The method chosen depends on the week of pregnancy and your age, family history and conspicuous ultrasound results. Diagnostics, advice and treatment possibilities before birth are part of the field of prenatal medicine. Treatment which may be necessary for the affected baby after the birth can be optimally planned before delivery where necessary. Personal consultations with the doctors who will look after the baby after delivery form a considerable part of this.
What are the causes of illnesses in the unborn baby?
Chromosomal abnormalities, genetic disorders and malformations of the organ systems are all causes of illness in the unborn child.
Genetic disorders arise from mutations of genetic material. They are passed on in the family and follow a continuous inheritance pattern. As a result of new mutations, genetic disorders can also sporadically appear in people who had no family pathology until then. Genetic disorders can affect metabolic function as well as the body’s physical structure. Alterations in the genes which then lead to an inherited disease can normally only be discovered with specific diagnostic tests. If necessary, possible genetic disorders can be identified in the family history in a human genetic counselling session, together with advice about possible consequences. Some genetic disorders can be diagnosed prenatally using molecular genetics methods. In families who have no history of such disorders, prenatal diagnostic tests which look for the presence certain illnesses are only rarely possible.

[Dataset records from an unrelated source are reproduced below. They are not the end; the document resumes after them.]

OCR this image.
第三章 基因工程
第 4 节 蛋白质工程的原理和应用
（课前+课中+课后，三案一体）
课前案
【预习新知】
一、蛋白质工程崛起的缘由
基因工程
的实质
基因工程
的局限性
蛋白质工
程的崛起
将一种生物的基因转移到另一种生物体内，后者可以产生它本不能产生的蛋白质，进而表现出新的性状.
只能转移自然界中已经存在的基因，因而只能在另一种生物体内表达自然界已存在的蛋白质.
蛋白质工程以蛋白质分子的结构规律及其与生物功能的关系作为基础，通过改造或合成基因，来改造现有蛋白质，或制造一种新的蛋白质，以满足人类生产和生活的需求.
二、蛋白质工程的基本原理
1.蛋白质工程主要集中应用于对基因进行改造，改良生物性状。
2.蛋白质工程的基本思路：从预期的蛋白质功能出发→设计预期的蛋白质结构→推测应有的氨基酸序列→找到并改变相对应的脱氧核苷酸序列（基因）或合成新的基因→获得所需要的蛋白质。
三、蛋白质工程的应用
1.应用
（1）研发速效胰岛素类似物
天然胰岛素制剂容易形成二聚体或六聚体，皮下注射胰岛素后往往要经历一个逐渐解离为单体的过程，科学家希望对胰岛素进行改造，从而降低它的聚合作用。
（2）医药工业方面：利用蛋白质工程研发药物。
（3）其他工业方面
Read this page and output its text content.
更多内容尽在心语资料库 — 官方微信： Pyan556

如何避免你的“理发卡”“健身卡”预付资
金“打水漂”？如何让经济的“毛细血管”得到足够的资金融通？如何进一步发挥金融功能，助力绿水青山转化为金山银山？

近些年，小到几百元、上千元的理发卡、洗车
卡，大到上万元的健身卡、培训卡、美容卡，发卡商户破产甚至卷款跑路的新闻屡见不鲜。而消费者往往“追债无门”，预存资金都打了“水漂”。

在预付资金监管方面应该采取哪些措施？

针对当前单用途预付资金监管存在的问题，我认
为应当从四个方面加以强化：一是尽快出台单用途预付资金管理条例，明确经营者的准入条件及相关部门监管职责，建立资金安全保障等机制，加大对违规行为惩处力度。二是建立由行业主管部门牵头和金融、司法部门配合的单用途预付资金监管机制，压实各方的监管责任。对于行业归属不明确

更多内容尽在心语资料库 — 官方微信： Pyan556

There are also illnesses or malformations of the unborn which are not connected with a chromosomal abnormality. The kidneys and urinary tract, heart and brain are most commonly affected. The causes of these malformations are often unknown. External influences such as medication, radiation effects or maternal infection are sometimes present.
In order for a child to develop from a fertilized egg, the fertilised egg has to keep dividing. With each cell division, the 46 chromosomes are first doubled and then divided between the two new cells alike.
Sometimes something in this division goes wrong which can lead to chromosomal aberrations (chromosomal abnormalities). This can lead to cells in which, for example, the number of chromosomes is no longer correct and some cells of the embryo might have now one chromosome less than normal, i.e. only 45 instead of 46. There may also be one chromosome too many in the cells, i.e. 47 instead of 46. However, there are chromosomal abnormalities that affect the chromosome structure. A piece of chromosome may be missing or a piece may be doubled. Sometimes parts of the chromosomes can change their orientation, whereby part of the chromosome is now virtually installed "backwards". If chromosomal material is added or lost, there may be consequences for the child. Chromosomal abnormalities can lead to the following hereditary diseases:
Down’s syndrome (Trisomy 21)
Edward’s syndrome (Trisomy 18)
Pätau syndrome (Trisomy 13)
Even a maldistribution of the two sex chromosomes (X and Y) can cause disorders. Usually everyone has two of these sex chromosomes - girls have two X chromosomes (XX) and boys have one X and one Y chromosome (XY). Examples of genetic disorders, which are due to maldistribution of the sex chromosomes are:
Deviations from the number of chromosomes are also associated with maternal age: The frequency of incorrect distribution rises significantly from the age of 35.
At the beginning of pregnancy, the risk of chromosomal aberration is naturally higher than at the time of birth because it is not uncommon for chromosome abnormalities to naturally lead to fetal death during pregnancy.
The diagnosis of a chromosomal abnormality alone does not always indicate the severity of the disability of a child.